ARU Magic Me - ARCH Project - Dare To Imagine

50 Dare To Imagine Artists and care home staff collaboration Collaborative working was essential in delivering the ARCH programme, as well as the artists’ approach, Lifestyle Coordinators, and wider care home staff engagement. Photo: Lime Court Collaborative working Working collaboratively was identified as essential to the ARCH programme, which required everyone being open to change rather than plans being “set in stone” and respecting and valuing the different skills and expertise that each other brought to the partnership. Artists talked about going into the R&D phase without fixed ideas but involving care home staff from the start in creating new ideas together. This was facilitated by defining care home staff as “experts” and valuing the knowledge, skills, and experience they had in relation to working with residents in the care home sector. Rather than… “We’re going to come in and show you how we do…” it’s like, “Can you teach us how care homes work…you are the experts. Can you teach us, as artists, how this care home works day to day and how you work?” Arts organisation post-residency Some care home staff needed encouragement and time to adapt to the new approaches and – just as with the residents – artists needed to get to know the wider staff members to encourage participation. It’s also important to get to know [staff] – not all of them will want to participate. Need to encourage people to be open and honest – don’t push people but encourage those who will really enjoy it and make sure there is staff understanding. Care Home Manager R&D observation Best practice was identified in terms of creating time and space for artists and care home staff to come together within the structure of the ARCH programme. …our structure…of what we planned allowed that equality of that relationship to be there.

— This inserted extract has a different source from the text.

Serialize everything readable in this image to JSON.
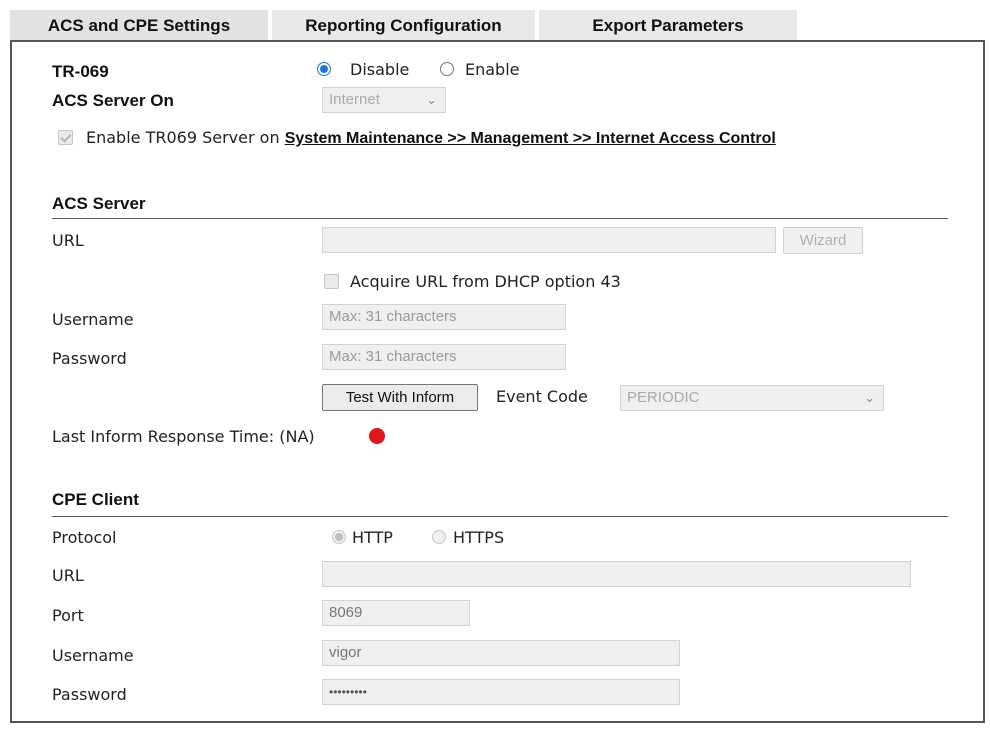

There was enough time for us to reflect with them, listen to them, check in with them and make sure that day-to-day impact on their home worked well... Arts organisation post-residency This often took the form of check-ins before and after sessions, which allowed care home staff to inform artists of any changes in the home that might impact their work, reflect together on what worked and incorporate learning into future sessions, and more broadly promote mutual feedback and idea-sharing to ensure equality of relationships.